Clarified butter is a wonderfully elegant concept. Sweet cream butter (you know, basic butter) is made up of three things: fat, milk solids, and water. When you cook it over moderate heat, the water cooks off and the solids separate out after a few minutes. And after skimming the solids away, you’re left with clarified butter, which is butterfat pure and simple.
Sweet cream butter’s emulsion of fat and water is crucial in many recipes (e.g., puff pastry rises because of the steam and melting fat produced by sweet cream butter), but clarified butter has many wonderful uses too, especially when it comes to Middle Eastern cooking and baking, as well as many South Asian and North and East African cuisines (it’s also known as samneh and ghee).
Watch the video or read the recipe at the end of this post to learn my easy clarifying technique, and read on to learn how and why it’s used.

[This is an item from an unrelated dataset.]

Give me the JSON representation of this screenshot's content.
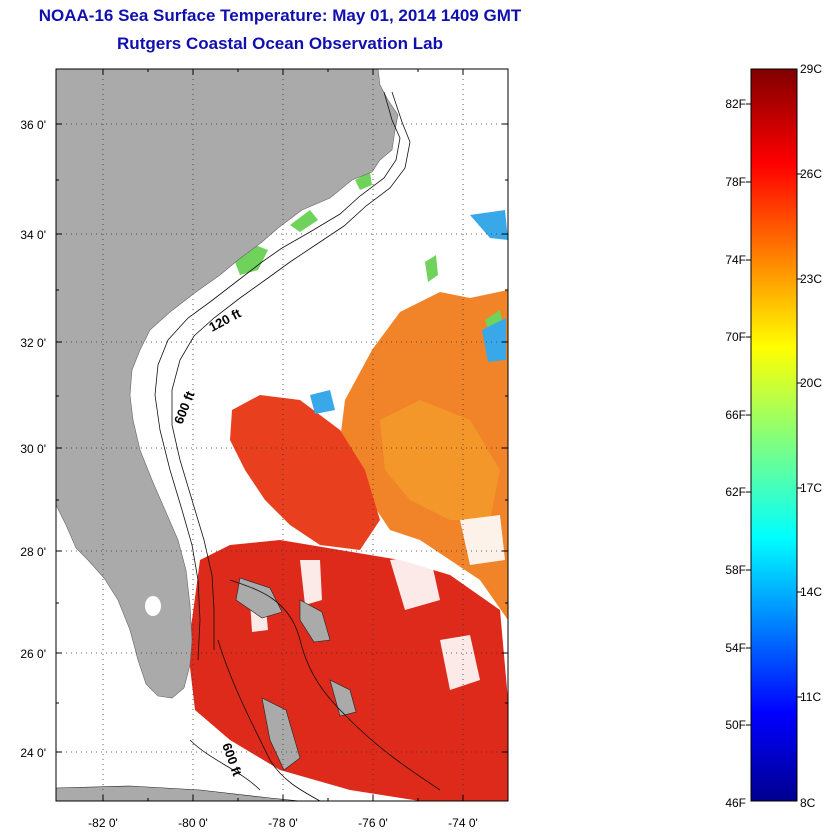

Please feel free to clarify whatever amount of butter you’d like, and don’t feel limited by the amount I suggest. I measured it in the video to standardize it for my ghraybeh and baklawa recipes, which ask you to start with 227 grams of sweet cream butter. If you clarify less butter or use a wider pan, it may take less time for the water to evaporate (and vice versa).
why use clarified butter?
- less water = melty ghraybeh and shatteringly crisp baklawa
When water and flour come into contact with each other, the flour’s gluten is activated. Gluten development is sometimes a good thing, like when you’re trying to make a crusty baguette—but sometimes gluten is a bad thing, like when you’re baking ghraybeh, a melt-in-your-mouth Middle Eastern shortbread. If you were to use sweet cream butter, the water content would activate some of the gluten, resulting in cookies with a consistency more like British shortbread.
While British shortbread is wonderfully crunchy and crumbly, and a little melty, the ideal ghraybeh are more delicate, subtle, and ready to dissolve at a moment’s notice. It’s impossible to achieve the same texture with sweet cream butter. Moreover, clarified butter has a tendency to make things extremely crispy, rather than pliable and chewy, which is a wonderful thing when it comes to baklawa, which needs to be super dry and crispy before soaking in syrup.
- less milk solids = a different flavor and look
Clarified butter’s lack of milk solids makes a big difference too. While golden brown and delicious is standard for a reason (I mean, it’s built into the name!), many Middle Eastern pastries aren’t supposed to get that wonderful golden brown patina, and should stay light golden instead.
This might sound like it would be less flavorful, since you’re removing all those delicious milk solids, and not allowing the dough to caramelize. But removing them creates a whole new range of flavors, and things like baklawa and ghraybeh just wouldn’t be the same otherwise.
- there are practical benefits to removing the water and milk solids
Removing the milk solids gives clarified butter a very high smoke point, which means you can cook with it at a relatively high temperature, unlike sweet cream butter, which starts to burn around 350° F. And on top of that, the absence of water and milk solids mean you can store it for months at room temperature.
ways to use clarified butter
Check out the archives for a full list of ways to use clarified butter, or check out some of my favorites below:
- Spanakopita + how to work with filo
- s’mores baklava
- turtle baklava
- rosemary cornmeal fig ma’amoul (gluten free)
- milk tea baklawa (baklava)
- chocolate chunk ghraybeh
- cardamom and tea ghraybeh
- date ma’amoul
- cardamom baklawa (baklava)
- 227 grams (8 ounces / 2 sticks) unsalted butter
- Melt the butter in a small saucepan over medium heat. Once the butter has melted, reduce the heat to medium-low and continue to simmer. Keep an eye on the temperature and adjust it as necessary, so that the butter solids don’t brown, and so that it doesn’t boil out of control. Within the first couple minutes, the white solids will separate from the yellow liquid (they will float to the top, and then some of them will sink to the bottom).
- Remove from heat as soon as the simmering has quieted down a bit, but before it goes silent—this should take about 7 minutes. Use a spoon to carefully skim off any curdled solids from the surface, and then slowly pour the liquid into a measuring cup, leaving behind any of the solids left at the bottom of the pot.
If you start with European butter, you will end up with between 175 and 180 grams of clarified butter. If you use American butter, you will end up with a bit less. If you have trouble clarifying it by skimming and pouring it off, you can use a fine mesh strainer to filter out the milk solids instead (but it needs to be extremely fine, or they’ll go right through). Very well-clarified butter should keep for 2 to 3 months at cool room temperature, or up to a year in the refrigerator. If you want to make sure you remove every last little bit of milk solids, simply unmold the chilled butter, and scrape away the last couple solids that sunk to the bottom. Just like with sweet cream butter, if it ever starts to smell rancid, discard it (but it should last much longer than butter that hasn’t been clarified). Oh and don’t throw away the milk solids! They’re delicious on toast.